# Why is this not a closed form solution to non-negative Least squares?

According to Solving Non Negative Constrained Least Squares by Analogy with Least Squares (MATLAB) and all resources I have looked up regarding this topic, the non-negative least squares problem

$$\min \frac 1 2 || \Phi w - y ||^2, \\ \text{s.t} \, w_i \ge 0$$ has no closed form solution. But what if we naively do Lagrangian constraint optimization? The Lagrangian is given by $$L(w, \lambda) = \frac 1 2 (\Phi w - y)^T(\Phi w - y) - \lambda^T w$$ Taking the derivative w.r.t $$w$$ and setting it to $$0$$, we get the optimal primal solution $$w^* = (\Phi^T \Phi)^{-1} (\Phi^T y + \lambda).$$ Looking at the dual function $$g(\lambda) = L(w^*, \lambda)$$, its derivative is given by $$\frac {\text{d}g} {\text d \lambda} = - (\Phi^T \Phi)^{-1} (\Phi^T y + \lambda).$$ Setting it to zero yields $$\lambda = - \Phi^T y.$$ However, we have the constraint that all multipliers need to be non-negative. This results in the dual solution $$\lambda^* = \max(- \Phi^T y, 0),$$ where the $$\max$$ operator is defined per dimension. This results in the closed form solution

$$w^* = (\Phi^T \Phi)^{-1} (\Phi^T y + \max(- \Phi^T y, 0)).$$

Am I going wrong somewhere? If so, where?

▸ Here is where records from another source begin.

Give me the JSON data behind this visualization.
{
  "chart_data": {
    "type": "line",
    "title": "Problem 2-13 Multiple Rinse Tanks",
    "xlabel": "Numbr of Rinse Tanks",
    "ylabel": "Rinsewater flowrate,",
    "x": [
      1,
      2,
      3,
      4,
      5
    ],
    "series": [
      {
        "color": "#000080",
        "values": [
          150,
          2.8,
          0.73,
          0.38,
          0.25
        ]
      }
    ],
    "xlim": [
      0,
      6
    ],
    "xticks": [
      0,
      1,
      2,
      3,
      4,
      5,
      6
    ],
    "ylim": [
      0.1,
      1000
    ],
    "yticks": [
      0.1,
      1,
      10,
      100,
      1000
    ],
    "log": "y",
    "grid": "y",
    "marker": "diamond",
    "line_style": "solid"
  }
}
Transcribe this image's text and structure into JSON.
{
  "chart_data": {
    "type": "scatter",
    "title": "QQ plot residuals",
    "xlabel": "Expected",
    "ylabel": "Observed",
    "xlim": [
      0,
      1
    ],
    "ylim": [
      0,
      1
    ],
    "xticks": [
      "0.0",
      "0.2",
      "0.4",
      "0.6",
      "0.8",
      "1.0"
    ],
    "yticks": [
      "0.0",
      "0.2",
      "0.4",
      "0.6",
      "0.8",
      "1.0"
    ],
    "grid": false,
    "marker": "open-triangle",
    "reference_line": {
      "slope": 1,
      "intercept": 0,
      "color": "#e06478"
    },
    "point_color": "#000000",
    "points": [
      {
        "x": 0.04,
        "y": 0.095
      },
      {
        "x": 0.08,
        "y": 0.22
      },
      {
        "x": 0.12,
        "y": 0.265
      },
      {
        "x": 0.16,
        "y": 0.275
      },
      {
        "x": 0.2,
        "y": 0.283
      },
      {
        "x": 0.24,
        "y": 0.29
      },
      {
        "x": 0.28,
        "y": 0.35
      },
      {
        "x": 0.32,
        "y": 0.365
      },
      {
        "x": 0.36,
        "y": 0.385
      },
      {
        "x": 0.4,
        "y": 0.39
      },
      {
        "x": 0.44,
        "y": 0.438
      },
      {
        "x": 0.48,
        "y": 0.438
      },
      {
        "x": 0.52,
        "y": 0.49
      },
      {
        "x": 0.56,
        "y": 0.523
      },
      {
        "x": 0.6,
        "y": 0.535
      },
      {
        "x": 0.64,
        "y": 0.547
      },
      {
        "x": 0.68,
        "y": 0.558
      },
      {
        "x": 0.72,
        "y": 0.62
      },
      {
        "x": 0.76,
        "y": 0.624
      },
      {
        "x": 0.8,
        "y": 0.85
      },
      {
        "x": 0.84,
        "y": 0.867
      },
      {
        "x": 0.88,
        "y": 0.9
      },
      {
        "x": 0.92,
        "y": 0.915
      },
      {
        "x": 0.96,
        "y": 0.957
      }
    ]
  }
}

• Do you have a justification for the step "This results in the dual solution" ? Nov 17, 2021 at 13:18
• Ah I see the problem, I generalized from the one-dimensional convex problem that if the optimum is at a negative point, you can simply clamp it to zero. However, in multidimensional problems this might not be the correct solution. Nov 17, 2021 at 13:25
• Happy to help :-) Nov 17, 2021 at 13:39
• @G.Fougeron. Just out of curiosity : may I ask where you are located ? I am in Pau. Cheers :-) Nov 17, 2021 at 13:45
• I'm in the Paris area Nov 17, 2021 at 13:46

Ok thanks to G. Fougeron, I realized that the optimal lambda cannot be obtained by just taking a maximum per dimension with $$0$$. While this works for a one-dimensional objective, with a multi-dimensional objective this leads to a wrong solution.